What is Withdrawal from Drug? & Learn the Common Symptoms, Reasons for Occurrence and Dangers

Common Symptoms


In 2018, the Centers for Disease Control and Prevention reported that more than 11% of Americans over the age of 12 had used illegal substances in the month prior to the survey. Many drugs that are abused are linked to the development of significant physiological dependence, particularly when consumed consistently in large quantities. At the point when substance reliance creates, individuals might be in danger of encountering horrendous withdrawal symptoms or side effects while attempting to quit drinking or utilizing drugs.

Withdrawal From Drugs Described

A physiological response to abruptly quitting or slowing down use of a substance on which the body has developed a dependence is known as drug withdrawal. There are many different kinds of drug withdrawal syndromes, each with its own unique set of physical, mental, and emotional symptoms, some of which can be harmful if not treated.

Common Symptoms of Withdrawal

The symptoms of withdrawal from a substance can vary from one person to the next. The following are some typical withdrawal symptoms:

  • Seizures, dilated pupils,
  • tremors, muscle pain,
  • hunger, or loss of appetite,
  • fatigue, sweating,
  • irritability, and agitation

These are all symptoms of withdrawal.

Reasons for the Occurrence of Withdrawal Symptoms

The brain may begin to become accustomed to the presence of certain drugs or alcohol on a regular basis.
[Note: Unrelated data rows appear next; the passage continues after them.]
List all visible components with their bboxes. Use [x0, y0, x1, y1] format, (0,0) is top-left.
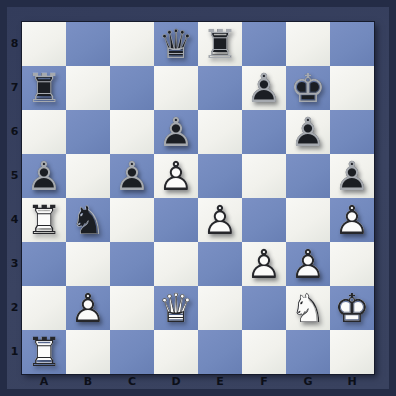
square-c1[interactable]: [110, 330, 154, 374]
square-g3[interactable]: ♟♙: [286, 242, 330, 286]
square-g4[interactable]: [286, 198, 330, 242]
piece-black-queen[interactable]: ♛♕: [154, 22, 198, 66]
square-e2[interactable]: [198, 286, 242, 330]
rank-label-6: 6: [7, 110, 22, 154]
square-a6[interactable]: [22, 110, 66, 154]
king-outline-glyph: ♔: [286, 66, 330, 110]
piece-black-pawn[interactable]: ♟♙: [242, 66, 286, 110]
square-h7[interactable]: [330, 66, 374, 110]
piece-black-pawn[interactable]: ♟♙: [286, 110, 330, 154]
square-d8[interactable]: ♛♕: [154, 22, 198, 66]
square-e4[interactable]: ♟♙: [198, 198, 242, 242]
rank-label-3: 3: [7, 242, 22, 286]
square-f6[interactable]: [242, 110, 286, 154]
square-h2[interactable]: ♚♔: [330, 286, 374, 330]
board-frame: 87654321 ♛♕♜♖♜♖♟♙♚♔♟♙♟♙♟♙♟♙♟♙♟♙♜♖♞♘♟♙♟♙♟…: [0, 0, 396, 396]
square-c6[interactable]: [110, 110, 154, 154]
square-d7[interactable]: [154, 66, 198, 110]
square-c3[interactable]: [110, 242, 154, 286]
file-label-g: G: [286, 375, 330, 390]
queen-outline-glyph: ♕: [154, 22, 198, 66]
square-e5[interactable]: [198, 154, 242, 198]
rook-outline-glyph: ♖: [22, 198, 66, 242]
square-e7[interactable]: [198, 66, 242, 110]
file-label-h: H: [330, 375, 374, 390]
file-label-a: A: [22, 375, 66, 390]
square-d1[interactable]: [154, 330, 198, 374]
piece-black-king[interactable]: ♚♔: [286, 66, 330, 110]
square-a7[interactable]: ♜♖: [22, 66, 66, 110]
pawn-outline-glyph: ♙: [110, 154, 154, 198]
square-h4[interactable]: ♟♙: [330, 198, 374, 242]
square-a5[interactable]: ♟♙: [22, 154, 66, 198]
square-f7[interactable]: ♟♙: [242, 66, 286, 110]
square-h3[interactable]: [330, 242, 374, 286]
piece-white-knight[interactable]: ♞♘: [286, 286, 330, 330]
square-f4[interactable]: [242, 198, 286, 242]
piece-black-pawn[interactable]: ♟♙: [330, 154, 374, 198]
pawn-outline-glyph: ♙: [330, 198, 374, 242]
square-f3[interactable]: ♟♙: [242, 242, 286, 286]
piece-black-rook[interactable]: ♜♖: [198, 22, 242, 66]
rook-outline-glyph: ♖: [22, 66, 66, 110]
pawn-outline-glyph: ♙: [22, 154, 66, 198]
square-b6[interactable]: [66, 110, 110, 154]
square-g5[interactable]: [286, 154, 330, 198]
piece-black-pawn[interactable]: ♟♙: [154, 110, 198, 154]
square-f8[interactable]: [242, 22, 286, 66]
square-f1[interactable]: [242, 330, 286, 374]
file-labels: ABCDEFGH: [22, 375, 374, 390]
square-a1[interactable]: ♜♖: [22, 330, 66, 374]
square-e1[interactable]: [198, 330, 242, 374]
pawn-outline-glyph: ♙: [66, 286, 110, 330]
square-g8[interactable]: [286, 22, 330, 66]
rank-label-5: 5: [7, 154, 22, 198]
piece-white-rook[interactable]: ♜♖: [22, 198, 66, 242]
file-label-d: D: [154, 375, 198, 390]
square-d4[interactable]: [154, 198, 198, 242]
file-label-b: B: [66, 375, 110, 390]
square-c8[interactable]: [110, 22, 154, 66]
pawn-outline-glyph: ♙: [154, 110, 198, 154]
square-g2[interactable]: ♞♘: [286, 286, 330, 330]
rank-label-2: 2: [7, 286, 22, 330]
square-f5[interactable]: [242, 154, 286, 198]
square-b8[interactable]: [66, 22, 110, 66]
square-a8[interactable]: [22, 22, 66, 66]
square-h5[interactable]: ♟♙: [330, 154, 374, 198]
square-c7[interactable]: [110, 66, 154, 110]
square-h8[interactable]: [330, 22, 374, 66]
square-e8[interactable]: ♜♖: [198, 22, 242, 66]
square-b3[interactable]: [66, 242, 110, 286]
square-g1[interactable]: [286, 330, 330, 374]
square-c4[interactable]: [110, 198, 154, 242]
rank-label-4: 4: [7, 198, 22, 242]
square-d6[interactable]: ♟♙: [154, 110, 198, 154]
rank-label-7: 7: [7, 66, 22, 110]
square-d5[interactable]: ♟♙: [154, 154, 198, 198]
square-b7[interactable]: [66, 66, 110, 110]
rank-label-8: 8: [7, 22, 22, 66]
square-g7[interactable]: ♚♔: [286, 66, 330, 110]
piece-white-pawn[interactable]: ♟♙: [154, 154, 198, 198]
file-label-f: F: [242, 375, 286, 390]
square-g6[interactable]: ♟♙: [286, 110, 330, 154]
rook-outline-glyph: ♖: [22, 330, 66, 374]
square-d2[interactable]: ♛♕: [154, 286, 198, 330]
pawn-outline-glyph: ♙: [242, 242, 286, 286]
piece-white-pawn[interactable]: ♟♙: [198, 198, 242, 242]
queen-outline-glyph: ♕: [154, 286, 198, 330]
rook-outline-glyph: ♖: [198, 22, 242, 66]
square-b4[interactable]: ♞♘: [66, 198, 110, 242]
square-a3[interactable]: [22, 242, 66, 286]
pawn-outline-glyph: ♙: [242, 66, 286, 110]
piece-black-knight[interactable]: ♞♘: [66, 198, 110, 242]
pawn-outline-glyph: ♙: [330, 154, 374, 198]
piece-white-queen[interactable]: ♛♕: [154, 286, 198, 330]
piece-black-pawn[interactable]: ♟♙: [22, 154, 66, 198]
square-a2[interactable]: [22, 286, 66, 330]
square-e6[interactable]: [198, 110, 242, 154]
piece-white-rook[interactable]: ♜♖: [22, 330, 66, 374]
square-h6[interactable]: [330, 110, 374, 154]
knight-outline-glyph: ♘: [66, 198, 110, 242]
chess-board: ♛♕♜♖♜♖♟♙♚♔♟♙♟♙♟♙♟♙♟♙♟♙♜♖♞♘♟♙♟♙♟♙♟♙♟♙♛♕♞♘…: [22, 22, 374, 374]
square-h1[interactable]: [330, 330, 374, 374]
square-a4[interactable]: ♜♖: [22, 198, 66, 242]
pawn-outline-glyph: ♙: [198, 198, 242, 242]
piece-white-pawn[interactable]: ♟♙: [242, 242, 286, 286]
file-label-e: E: [198, 375, 242, 390]
piece-white-king[interactable]: ♚♔: [330, 286, 374, 330]
square-d3[interactable]: [154, 242, 198, 286]
rank-label-1: 1: [7, 330, 22, 374]
knight-outline-glyph: ♘: [286, 286, 330, 330]
square-b2[interactable]: ♟♙: [66, 286, 110, 330]
pawn-outline-glyph: ♙: [286, 242, 330, 286]
square-e3[interactable]: [198, 242, 242, 286]
pawn-outline-glyph: ♙: [154, 154, 198, 198]
file-label-c: C: [110, 375, 154, 390]
square-c2[interactable]: [110, 286, 154, 330]
square-b5[interactable]: [66, 154, 110, 198]
piece-white-pawn[interactable]: ♟♙: [66, 286, 110, 330]
piece-black-pawn[interactable]: ♟♙: [110, 154, 154, 198]
piece-black-rook[interactable]: ♜♖: [22, 66, 66, 110]
square-c5[interactable]: ♟♙: [110, 154, 154, 198]
rank-labels: 87654321: [7, 22, 22, 374]
piece-white-pawn[interactable]: ♟♙: [330, 198, 374, 242]
piece-white-pawn[interactable]: ♟♙: [286, 242, 330, 286]
pawn-outline-glyph: ♙: [286, 110, 330, 154]
square-f2[interactable]: [242, 286, 286, 330]
square-b1[interactable]: [66, 330, 110, 374]
king-outline-glyph: ♔: [330, 286, 374, 330]
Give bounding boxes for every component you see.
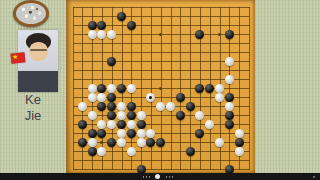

They might eventually develop a physiological dependence on their drug of choice, requiring it completely to function and feel “normal.” When a substance suddenly disappears from a person’s blood or their blood concentration decreases, withdrawal is frequently an unavoidable reaction in people who have developed significant levels of dependence. When a substance-dependent person stops using a substance or becomes cold turkey or significantly reduces the amount they use, withdrawal symptoms may occur. While going through withdrawal, the body tries to return to homeostasis by getting rid of the drug’s remaining chemical effects. This may have significant effects on mental and physical health as well as temporary disruptions in brain chemistry.

Dangers of Withdrawal

Withdrawal from alcohol and benzodiazepines, for example, can be quite severe and even fatal if not treated medically. However, it is uncommon. For instance, delirium tremens syndrome is sometimes linked to severe alcohol withdrawal. Delirium tremens can progress to severe seizures and even death if it is not recognized and appropriately treated. According to some estimates, the condition affects less than 5% of people who experience alcohol withdrawal.